Evolutionary algorithm using surrogate models for solving bilevel multiobjective programming problems

A bilevel programming problem with multiple objectives at the leader’s and/or follower’s levels, known as a bilevel multiobjective programming problem (BMPP), is extraordinarily hard as this problem accumulates the computational complexity of both hierarchical structures and multiobjective optimisation. As a strongly NP-hard problem, the BMPP incurs a significant computational cost in obtaining non-dominated solutions at both levels, and few studies have addressed this issue. In this study, an evolutionary algorithm is developed using surrogate optimisation models to solve such problems. First, a dynamic weighted sum method is adopted to address the follower’s multiple objective cases, in which the follower’s problem is categorised into several single-objective ones.
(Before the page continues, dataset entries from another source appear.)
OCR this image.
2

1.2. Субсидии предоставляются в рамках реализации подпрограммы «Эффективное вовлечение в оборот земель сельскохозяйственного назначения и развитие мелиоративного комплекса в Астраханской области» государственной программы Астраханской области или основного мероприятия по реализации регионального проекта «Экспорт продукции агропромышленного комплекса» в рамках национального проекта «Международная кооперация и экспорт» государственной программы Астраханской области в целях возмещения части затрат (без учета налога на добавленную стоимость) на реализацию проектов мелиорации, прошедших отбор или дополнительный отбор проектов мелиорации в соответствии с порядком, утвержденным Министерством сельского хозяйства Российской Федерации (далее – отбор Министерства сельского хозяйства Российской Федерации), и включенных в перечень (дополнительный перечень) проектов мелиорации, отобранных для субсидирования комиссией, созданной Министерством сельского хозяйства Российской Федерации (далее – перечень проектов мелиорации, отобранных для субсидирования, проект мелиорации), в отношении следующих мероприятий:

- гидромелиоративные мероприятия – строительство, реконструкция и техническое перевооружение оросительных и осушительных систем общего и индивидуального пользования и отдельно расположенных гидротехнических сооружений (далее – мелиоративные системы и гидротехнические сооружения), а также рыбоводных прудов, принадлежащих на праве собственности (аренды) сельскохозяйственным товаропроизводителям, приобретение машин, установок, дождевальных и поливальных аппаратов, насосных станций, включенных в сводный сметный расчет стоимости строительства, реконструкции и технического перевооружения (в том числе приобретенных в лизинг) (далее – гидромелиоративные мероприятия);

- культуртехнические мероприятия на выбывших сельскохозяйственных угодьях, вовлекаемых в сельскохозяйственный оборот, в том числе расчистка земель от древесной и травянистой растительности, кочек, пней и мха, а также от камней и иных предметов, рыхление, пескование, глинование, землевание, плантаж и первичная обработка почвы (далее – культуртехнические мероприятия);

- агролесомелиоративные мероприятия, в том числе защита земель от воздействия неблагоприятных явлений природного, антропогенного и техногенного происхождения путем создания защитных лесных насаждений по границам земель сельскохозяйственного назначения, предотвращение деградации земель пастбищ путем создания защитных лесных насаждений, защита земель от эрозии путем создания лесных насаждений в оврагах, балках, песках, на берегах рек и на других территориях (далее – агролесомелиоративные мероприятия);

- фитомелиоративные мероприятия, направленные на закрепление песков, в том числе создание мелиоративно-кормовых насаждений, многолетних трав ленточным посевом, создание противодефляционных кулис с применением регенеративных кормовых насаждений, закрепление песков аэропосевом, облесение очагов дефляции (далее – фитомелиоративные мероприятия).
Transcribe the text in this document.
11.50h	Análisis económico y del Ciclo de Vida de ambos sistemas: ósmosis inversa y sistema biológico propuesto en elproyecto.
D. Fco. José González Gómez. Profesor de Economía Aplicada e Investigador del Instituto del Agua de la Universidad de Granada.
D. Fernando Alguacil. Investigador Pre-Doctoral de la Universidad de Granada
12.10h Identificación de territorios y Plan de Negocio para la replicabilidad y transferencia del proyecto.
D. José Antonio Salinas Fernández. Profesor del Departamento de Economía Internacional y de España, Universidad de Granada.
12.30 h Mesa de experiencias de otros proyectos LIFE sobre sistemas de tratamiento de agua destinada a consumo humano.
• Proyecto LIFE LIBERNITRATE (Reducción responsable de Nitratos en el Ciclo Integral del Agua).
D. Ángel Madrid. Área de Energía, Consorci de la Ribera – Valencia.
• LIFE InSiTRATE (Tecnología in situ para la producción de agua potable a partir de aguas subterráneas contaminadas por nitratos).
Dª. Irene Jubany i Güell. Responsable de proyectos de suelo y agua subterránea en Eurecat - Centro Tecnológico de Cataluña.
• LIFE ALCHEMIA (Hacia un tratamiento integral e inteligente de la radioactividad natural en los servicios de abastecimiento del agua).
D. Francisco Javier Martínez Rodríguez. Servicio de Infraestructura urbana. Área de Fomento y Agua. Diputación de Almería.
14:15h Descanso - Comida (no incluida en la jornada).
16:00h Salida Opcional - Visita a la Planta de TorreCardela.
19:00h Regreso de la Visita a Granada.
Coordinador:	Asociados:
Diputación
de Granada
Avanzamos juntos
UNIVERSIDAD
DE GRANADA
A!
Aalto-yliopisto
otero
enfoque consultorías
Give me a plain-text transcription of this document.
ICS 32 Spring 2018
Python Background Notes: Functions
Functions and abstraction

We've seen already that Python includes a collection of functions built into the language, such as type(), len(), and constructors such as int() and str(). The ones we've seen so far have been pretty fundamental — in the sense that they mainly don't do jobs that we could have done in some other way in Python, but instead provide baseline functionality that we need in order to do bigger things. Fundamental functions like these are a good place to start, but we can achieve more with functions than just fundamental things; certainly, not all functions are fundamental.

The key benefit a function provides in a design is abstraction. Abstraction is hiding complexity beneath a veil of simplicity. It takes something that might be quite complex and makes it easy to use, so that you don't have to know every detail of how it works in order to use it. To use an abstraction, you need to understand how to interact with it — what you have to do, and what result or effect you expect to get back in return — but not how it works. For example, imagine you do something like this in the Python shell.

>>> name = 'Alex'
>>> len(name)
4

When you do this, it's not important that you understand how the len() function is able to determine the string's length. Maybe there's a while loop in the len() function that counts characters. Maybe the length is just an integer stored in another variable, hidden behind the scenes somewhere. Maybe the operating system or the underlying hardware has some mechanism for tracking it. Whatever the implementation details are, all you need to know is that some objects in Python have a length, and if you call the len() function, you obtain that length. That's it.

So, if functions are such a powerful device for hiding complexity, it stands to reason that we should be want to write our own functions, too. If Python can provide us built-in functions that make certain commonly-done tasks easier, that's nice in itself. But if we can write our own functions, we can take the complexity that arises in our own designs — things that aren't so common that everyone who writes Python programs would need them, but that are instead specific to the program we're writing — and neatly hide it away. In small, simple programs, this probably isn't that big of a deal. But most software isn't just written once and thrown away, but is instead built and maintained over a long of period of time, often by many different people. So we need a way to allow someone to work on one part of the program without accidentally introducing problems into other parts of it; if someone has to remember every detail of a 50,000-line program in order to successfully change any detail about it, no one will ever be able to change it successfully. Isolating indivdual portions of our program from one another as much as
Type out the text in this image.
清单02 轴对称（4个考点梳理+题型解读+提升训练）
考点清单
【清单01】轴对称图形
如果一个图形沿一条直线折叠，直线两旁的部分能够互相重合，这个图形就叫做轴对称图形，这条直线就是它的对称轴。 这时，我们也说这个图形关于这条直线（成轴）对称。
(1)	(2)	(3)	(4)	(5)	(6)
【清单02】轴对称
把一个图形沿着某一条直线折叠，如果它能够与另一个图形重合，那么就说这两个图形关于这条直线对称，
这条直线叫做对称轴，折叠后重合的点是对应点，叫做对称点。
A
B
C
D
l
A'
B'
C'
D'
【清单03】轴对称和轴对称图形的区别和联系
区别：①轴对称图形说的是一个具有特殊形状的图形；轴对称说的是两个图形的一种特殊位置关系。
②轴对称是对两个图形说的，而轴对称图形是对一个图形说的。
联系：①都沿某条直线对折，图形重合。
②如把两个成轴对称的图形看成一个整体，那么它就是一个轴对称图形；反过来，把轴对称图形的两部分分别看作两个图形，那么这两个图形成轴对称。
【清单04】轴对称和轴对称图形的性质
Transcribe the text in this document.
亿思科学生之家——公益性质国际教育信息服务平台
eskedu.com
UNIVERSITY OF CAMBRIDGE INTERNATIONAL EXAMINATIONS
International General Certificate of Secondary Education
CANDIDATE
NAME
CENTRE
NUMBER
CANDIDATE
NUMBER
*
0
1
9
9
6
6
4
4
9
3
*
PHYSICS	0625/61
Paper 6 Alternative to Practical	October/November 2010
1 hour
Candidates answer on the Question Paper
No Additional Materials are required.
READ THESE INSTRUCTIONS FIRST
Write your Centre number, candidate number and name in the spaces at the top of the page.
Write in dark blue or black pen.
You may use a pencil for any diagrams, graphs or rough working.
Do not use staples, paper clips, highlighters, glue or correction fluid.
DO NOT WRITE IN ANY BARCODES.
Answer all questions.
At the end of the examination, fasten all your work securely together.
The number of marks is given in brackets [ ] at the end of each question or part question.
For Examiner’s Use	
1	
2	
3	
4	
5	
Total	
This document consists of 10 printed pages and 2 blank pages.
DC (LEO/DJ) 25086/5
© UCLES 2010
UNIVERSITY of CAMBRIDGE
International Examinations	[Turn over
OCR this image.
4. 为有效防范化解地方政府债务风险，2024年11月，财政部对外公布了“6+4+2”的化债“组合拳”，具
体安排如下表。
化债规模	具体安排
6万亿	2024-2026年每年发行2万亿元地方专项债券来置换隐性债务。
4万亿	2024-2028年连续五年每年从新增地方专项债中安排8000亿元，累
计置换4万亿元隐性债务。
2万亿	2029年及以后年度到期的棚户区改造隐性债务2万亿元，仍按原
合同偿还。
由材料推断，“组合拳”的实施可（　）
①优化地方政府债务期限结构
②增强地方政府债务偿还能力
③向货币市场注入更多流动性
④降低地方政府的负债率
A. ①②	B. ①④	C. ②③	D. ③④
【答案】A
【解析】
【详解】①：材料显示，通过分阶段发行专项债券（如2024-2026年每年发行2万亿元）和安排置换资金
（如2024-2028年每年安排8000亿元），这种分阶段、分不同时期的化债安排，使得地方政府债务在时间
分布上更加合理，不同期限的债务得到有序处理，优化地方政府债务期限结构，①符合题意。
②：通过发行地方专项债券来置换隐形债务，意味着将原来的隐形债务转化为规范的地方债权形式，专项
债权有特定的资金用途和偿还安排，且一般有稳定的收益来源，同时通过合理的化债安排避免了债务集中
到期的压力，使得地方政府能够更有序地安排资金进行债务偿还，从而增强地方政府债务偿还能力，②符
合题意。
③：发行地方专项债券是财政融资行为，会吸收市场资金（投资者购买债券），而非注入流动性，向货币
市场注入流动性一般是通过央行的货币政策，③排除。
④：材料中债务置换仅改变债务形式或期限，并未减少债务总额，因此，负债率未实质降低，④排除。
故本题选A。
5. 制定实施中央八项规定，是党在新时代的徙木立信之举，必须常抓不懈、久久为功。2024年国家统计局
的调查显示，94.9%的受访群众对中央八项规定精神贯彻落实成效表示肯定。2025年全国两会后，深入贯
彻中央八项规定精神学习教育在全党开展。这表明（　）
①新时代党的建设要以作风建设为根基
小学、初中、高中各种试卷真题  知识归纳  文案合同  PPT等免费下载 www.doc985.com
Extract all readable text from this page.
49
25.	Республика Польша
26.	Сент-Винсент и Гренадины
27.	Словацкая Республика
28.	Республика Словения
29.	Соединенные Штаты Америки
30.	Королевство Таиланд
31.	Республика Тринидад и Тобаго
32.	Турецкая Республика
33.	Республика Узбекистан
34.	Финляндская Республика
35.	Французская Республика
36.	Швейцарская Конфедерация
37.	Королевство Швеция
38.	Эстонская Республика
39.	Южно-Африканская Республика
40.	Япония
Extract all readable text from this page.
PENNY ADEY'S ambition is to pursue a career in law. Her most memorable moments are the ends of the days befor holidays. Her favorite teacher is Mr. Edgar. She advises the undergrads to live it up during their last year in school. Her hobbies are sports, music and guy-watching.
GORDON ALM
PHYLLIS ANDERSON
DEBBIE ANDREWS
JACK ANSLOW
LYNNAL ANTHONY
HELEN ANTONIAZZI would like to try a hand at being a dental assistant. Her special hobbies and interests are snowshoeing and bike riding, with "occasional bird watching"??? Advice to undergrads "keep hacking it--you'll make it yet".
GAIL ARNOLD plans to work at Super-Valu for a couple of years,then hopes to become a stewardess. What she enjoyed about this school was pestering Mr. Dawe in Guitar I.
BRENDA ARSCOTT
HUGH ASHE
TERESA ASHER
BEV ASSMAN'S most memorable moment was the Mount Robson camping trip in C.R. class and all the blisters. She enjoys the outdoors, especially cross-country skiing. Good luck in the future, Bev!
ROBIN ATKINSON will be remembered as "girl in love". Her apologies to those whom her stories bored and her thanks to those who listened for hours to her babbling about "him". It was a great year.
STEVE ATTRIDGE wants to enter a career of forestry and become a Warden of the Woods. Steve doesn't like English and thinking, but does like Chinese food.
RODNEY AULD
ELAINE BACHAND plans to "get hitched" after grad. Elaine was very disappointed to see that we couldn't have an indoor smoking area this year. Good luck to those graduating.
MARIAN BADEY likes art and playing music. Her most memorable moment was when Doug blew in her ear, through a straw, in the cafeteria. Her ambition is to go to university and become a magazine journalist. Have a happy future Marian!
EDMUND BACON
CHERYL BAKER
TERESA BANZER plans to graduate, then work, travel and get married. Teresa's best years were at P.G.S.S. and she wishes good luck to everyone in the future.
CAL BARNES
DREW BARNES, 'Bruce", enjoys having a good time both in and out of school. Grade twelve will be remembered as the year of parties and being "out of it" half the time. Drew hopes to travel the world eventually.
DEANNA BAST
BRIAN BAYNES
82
Next, for each the leader’s variable values, the optimal solutions to the transformed follower’s programs can be approximated by adaptively improved surrogate models instead of solving the follower’s problems. Finally, these techniques are embedded in MOEA/D, by which the leader’s non-dominated solutions can be obtained. In addition, a heuristic crossover operator is designed using gradient information in the evolutionary procedure. The proposed algorithm is executed on some computational examples including linear and nonlinear cases, and the simulation results demonstrate the efficiency of the approach.